Could the Bills have loosened their pockets to pay Gillislee $2.7 million to (likely) ensure he’d be in Buffalo in 2017? Absolutely. When it’s viewed as simply as that, it’s a clear financial blunder for the organization. Add that $2.7 million to LeSean McCoy’s $8.875 million cap hit, and the Bills would’ve been allocating $11.5 million — 6.9% of their salary cap — to their top two ball-carriers.

But the other side must be considered too, and as is the case with most disagreements, the answer to this argument lies somewhere in the middle.

It shouldn’t be driving Bills fans into a frenzy. Gillislee has a strong argument as the NFL’s best backup runner. No doubt about it, Buffalo will be losing a quality player —I’ve been one of Gillislee’s biggest advocates — and (likely) could have kept him for that extra $900k.

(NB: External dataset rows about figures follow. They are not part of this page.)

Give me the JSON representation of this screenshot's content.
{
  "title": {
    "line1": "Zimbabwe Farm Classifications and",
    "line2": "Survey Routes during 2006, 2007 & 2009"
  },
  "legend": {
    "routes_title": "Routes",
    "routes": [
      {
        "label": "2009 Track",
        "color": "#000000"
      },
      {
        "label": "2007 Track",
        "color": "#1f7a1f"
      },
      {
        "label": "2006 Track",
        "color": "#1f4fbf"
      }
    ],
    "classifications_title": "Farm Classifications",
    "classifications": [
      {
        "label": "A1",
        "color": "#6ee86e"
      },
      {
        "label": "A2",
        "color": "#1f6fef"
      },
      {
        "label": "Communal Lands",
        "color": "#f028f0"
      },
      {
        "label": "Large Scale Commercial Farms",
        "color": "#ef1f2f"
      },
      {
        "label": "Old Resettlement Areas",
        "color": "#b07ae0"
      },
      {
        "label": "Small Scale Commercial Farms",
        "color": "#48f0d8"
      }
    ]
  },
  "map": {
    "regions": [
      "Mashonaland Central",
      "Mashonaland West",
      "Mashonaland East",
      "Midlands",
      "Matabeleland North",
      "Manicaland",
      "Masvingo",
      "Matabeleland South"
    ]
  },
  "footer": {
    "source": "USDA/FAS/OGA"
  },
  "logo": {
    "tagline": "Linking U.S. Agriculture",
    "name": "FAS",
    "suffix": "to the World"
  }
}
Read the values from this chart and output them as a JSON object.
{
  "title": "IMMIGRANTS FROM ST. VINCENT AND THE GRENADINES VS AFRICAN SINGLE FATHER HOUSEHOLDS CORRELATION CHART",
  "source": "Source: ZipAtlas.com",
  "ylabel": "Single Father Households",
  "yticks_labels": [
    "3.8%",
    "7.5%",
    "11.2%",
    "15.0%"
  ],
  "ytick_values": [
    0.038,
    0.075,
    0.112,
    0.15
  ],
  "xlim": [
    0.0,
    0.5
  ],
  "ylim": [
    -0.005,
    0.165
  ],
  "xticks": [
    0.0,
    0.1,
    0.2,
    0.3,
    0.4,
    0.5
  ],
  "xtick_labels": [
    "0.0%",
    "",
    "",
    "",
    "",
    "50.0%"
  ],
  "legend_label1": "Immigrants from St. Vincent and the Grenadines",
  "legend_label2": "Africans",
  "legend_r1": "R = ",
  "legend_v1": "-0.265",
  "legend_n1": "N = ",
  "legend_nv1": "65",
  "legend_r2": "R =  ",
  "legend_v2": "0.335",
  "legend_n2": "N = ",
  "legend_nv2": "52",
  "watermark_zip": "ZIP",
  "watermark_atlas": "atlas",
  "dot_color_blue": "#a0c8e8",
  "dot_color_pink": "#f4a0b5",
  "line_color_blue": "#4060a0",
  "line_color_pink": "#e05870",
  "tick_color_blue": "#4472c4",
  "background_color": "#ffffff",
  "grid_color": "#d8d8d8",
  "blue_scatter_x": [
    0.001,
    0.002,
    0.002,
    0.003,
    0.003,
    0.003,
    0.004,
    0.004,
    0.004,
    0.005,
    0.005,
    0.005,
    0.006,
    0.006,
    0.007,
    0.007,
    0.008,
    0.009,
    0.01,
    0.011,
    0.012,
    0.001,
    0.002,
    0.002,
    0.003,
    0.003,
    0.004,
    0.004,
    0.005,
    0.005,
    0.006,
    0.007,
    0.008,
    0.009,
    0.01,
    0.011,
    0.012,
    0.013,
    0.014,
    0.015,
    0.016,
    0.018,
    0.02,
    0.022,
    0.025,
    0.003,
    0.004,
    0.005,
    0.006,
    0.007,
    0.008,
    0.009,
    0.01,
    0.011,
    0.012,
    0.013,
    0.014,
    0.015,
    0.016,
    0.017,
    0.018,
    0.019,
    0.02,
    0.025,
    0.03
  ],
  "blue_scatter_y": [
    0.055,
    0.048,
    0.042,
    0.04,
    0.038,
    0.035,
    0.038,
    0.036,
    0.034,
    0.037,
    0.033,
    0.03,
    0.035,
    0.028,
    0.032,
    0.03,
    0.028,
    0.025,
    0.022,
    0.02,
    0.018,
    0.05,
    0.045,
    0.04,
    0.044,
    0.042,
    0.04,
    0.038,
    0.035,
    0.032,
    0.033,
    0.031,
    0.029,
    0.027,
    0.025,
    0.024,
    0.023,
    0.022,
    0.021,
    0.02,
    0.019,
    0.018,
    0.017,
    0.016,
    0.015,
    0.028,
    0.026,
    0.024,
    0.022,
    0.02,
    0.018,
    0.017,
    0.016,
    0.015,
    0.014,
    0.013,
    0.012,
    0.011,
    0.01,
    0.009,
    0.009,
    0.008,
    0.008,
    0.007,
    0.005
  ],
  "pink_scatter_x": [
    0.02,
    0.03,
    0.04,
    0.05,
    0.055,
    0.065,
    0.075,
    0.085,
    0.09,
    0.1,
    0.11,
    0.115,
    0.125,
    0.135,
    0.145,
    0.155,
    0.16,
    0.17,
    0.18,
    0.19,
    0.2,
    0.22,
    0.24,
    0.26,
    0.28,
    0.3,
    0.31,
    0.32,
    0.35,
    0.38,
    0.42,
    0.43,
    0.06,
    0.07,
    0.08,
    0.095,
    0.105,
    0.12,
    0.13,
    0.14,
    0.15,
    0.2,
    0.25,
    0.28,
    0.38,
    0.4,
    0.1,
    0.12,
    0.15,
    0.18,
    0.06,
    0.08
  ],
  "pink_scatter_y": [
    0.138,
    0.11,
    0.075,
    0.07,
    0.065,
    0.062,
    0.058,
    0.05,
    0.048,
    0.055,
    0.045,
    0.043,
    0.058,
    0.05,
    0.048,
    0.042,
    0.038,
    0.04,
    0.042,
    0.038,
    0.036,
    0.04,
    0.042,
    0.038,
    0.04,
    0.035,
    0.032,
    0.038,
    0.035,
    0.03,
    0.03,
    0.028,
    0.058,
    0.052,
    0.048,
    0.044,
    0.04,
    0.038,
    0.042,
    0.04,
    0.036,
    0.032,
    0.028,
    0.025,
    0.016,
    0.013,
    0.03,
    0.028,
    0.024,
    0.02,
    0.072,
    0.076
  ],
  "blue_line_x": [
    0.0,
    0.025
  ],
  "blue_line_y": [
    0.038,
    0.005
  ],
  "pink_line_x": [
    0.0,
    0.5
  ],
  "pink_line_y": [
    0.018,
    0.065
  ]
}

Yet this isn’t a seismic development. He’s not the foundation of the offense. Gillislee plays the most devalued, replaceable position in the NFL. During his ultra-efficient 2016, he appeared on 35% of Buffalo’s offensive snaps, received 26% of the handoffs, and 20.5% of the team’s total carries.

Remember, Whaley signed Gillislee as a street free-agent in December of 2015. Nice find. Instead of giving him the tender worth $2.7 million, he’ll be off the Bills books completely, and they’ll get a Round 5 pick. Even if you’ve already written off Jonathan Williams — which would be foolish — the running back class in this draft is the most impressive group in a long time. Not the worst scenario for the Bills.

Do I think the Bills should have given Gillislee that extra $900k? Yeah. Do I think losing him is a fireable offense for members of the front office or that his departure means Buffalo’s run game will crumble? No.